The sauce in place, Romero left it to reduce as she assembled the rest of the dish. She ladled and spread an enormous mound of white rice onto a plate before turning to the chicken breast, which she had already removed from the deep fryer before beginning the sauce.
“We have chicken like this in Cuba: breaded, fried,” she said, though the authenticity of the extra-crunchy panko breadcrumbs went undiscussed. She deftly sliced the chicken breast into strips and then, using her chef’s knife as a tray, slid it as one unit atop the rice. Next to the chicken she placed two plátanos maduros, or fried sweet plantains.
Finally, the climactic moment: Romero brought the skillet over from the stove and spooned its contents over the chicken until it was nearly invisible beneath a steaming, golden blanket.
A garnish of chopped parsley and two scoops of stewed black beans completed the dish.
“We love black beans,” Romero said with a smile, after it was observed that the ingredient appeared both in the sauce and on the side.
A reporter checked his watch incredulously: the whole process, minus the prep work (mainly chopping the sauce ingredients and breading the chicken), had taken five minutes, or about as long as it would have taken him to peel a potato.

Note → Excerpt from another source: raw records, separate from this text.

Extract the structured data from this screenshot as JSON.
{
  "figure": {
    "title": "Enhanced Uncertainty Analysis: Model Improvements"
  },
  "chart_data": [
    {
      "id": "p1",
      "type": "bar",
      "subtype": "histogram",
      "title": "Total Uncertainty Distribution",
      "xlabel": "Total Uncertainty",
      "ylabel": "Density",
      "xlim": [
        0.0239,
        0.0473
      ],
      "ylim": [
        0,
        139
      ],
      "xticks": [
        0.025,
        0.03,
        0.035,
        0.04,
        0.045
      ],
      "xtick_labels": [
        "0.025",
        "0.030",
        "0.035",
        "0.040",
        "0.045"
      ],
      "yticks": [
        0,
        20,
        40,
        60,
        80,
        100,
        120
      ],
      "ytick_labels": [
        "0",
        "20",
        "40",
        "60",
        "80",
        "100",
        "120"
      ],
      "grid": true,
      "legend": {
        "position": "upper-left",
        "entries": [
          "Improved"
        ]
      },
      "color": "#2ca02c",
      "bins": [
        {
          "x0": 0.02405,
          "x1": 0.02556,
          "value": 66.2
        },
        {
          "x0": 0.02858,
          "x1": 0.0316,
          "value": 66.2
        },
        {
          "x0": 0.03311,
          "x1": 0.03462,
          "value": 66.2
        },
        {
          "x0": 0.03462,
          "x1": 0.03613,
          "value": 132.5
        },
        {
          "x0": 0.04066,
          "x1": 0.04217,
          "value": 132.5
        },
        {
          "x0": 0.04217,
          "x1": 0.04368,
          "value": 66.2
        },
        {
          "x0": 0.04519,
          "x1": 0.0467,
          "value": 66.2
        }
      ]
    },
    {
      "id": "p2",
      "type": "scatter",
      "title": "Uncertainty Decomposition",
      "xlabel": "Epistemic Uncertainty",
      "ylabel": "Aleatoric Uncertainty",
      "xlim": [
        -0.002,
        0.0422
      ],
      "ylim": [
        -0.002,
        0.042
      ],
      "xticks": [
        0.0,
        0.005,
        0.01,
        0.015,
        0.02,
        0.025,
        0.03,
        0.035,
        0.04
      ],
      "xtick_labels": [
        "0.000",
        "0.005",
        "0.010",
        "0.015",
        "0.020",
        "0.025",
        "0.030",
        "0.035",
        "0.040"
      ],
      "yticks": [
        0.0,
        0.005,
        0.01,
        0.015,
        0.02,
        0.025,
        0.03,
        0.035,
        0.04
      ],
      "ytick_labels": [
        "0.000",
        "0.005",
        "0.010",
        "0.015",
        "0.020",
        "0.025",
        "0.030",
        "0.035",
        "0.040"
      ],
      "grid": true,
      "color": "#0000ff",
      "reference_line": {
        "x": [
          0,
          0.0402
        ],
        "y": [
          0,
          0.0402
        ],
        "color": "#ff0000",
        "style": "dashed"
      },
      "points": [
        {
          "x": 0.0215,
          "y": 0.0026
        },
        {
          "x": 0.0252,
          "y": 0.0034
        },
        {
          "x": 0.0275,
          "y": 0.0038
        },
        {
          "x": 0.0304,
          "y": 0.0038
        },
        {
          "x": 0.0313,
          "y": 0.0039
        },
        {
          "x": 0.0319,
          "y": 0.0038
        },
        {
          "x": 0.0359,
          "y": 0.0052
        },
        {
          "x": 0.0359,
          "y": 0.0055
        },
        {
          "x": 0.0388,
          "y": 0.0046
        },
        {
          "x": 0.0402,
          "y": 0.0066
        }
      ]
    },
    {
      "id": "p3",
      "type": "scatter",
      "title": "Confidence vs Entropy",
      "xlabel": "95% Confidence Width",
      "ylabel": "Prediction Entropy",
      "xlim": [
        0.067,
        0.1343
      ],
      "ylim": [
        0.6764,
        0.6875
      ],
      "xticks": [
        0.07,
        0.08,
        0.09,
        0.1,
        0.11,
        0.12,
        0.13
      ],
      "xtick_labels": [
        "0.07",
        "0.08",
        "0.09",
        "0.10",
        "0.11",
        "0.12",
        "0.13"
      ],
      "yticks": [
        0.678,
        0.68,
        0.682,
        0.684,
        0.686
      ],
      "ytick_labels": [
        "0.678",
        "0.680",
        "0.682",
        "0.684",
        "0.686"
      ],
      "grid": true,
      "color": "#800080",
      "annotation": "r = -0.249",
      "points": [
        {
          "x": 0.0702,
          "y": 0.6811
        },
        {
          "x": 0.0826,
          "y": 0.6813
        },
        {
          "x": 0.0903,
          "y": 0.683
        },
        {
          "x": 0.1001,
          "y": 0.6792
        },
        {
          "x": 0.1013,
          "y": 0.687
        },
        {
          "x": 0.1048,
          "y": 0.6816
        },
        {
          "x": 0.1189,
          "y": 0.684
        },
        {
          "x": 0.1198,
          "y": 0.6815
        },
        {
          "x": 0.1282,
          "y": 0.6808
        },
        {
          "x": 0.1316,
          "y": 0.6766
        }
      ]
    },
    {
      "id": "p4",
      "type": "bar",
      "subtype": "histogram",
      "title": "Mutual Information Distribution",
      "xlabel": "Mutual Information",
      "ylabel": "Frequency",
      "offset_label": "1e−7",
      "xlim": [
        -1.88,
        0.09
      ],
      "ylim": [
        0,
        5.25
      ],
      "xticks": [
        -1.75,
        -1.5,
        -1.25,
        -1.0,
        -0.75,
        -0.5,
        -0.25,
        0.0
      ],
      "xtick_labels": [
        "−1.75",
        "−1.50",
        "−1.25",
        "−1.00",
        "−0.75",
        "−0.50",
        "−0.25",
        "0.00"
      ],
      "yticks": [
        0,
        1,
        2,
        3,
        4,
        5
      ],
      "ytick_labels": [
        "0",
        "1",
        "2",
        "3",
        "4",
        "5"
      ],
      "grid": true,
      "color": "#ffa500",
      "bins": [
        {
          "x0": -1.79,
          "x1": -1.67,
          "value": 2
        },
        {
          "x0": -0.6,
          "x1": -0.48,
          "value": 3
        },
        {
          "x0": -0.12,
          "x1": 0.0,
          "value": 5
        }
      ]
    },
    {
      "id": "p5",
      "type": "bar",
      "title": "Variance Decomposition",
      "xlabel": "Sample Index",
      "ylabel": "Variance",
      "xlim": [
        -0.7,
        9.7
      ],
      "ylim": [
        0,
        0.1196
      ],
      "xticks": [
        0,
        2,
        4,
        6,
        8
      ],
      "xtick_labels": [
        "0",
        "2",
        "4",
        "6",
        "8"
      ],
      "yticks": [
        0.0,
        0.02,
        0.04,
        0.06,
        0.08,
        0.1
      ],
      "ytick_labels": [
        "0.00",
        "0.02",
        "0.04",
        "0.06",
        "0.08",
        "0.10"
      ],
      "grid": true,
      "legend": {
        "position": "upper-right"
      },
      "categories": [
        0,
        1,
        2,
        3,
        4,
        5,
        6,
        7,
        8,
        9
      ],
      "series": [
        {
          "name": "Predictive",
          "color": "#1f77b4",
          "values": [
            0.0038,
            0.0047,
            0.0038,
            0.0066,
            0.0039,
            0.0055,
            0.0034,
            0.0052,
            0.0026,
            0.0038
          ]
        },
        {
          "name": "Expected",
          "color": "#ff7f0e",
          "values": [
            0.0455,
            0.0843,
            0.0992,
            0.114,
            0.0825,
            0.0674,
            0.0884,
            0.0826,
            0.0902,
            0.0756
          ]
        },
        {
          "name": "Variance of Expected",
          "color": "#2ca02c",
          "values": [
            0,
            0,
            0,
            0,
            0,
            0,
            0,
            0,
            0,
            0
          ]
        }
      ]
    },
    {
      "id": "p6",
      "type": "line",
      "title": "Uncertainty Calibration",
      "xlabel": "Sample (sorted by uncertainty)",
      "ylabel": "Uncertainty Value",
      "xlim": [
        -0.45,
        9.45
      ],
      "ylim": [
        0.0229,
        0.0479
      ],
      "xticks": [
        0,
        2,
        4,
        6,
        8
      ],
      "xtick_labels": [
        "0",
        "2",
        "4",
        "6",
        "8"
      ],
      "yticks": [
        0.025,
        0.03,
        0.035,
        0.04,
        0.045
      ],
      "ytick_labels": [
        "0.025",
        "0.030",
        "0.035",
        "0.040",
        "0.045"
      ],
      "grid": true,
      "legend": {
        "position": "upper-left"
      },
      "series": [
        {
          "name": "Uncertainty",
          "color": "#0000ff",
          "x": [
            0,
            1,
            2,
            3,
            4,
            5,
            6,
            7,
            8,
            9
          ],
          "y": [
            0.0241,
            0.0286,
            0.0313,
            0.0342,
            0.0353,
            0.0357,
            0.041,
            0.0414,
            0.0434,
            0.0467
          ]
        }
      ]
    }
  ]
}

When tasted, pollo moderno turned out to be a powerful fusion of contrasting flavors and textures. The chicken, juicy on the inside, was dark and crispy on the outside, and the sauce combined deep, fruity sweetness with the savory acidic bite of onion and a dose of garlic that promised to linger on the tongue for hours. The plantains were delicately blackened at the edges but molten and dessert-sweet on the inside.
Asked to identify the distinctive qualities of Cuban food, Romero paused for a moment. Then she placed both hands over her heart. “It comes from here,” she said.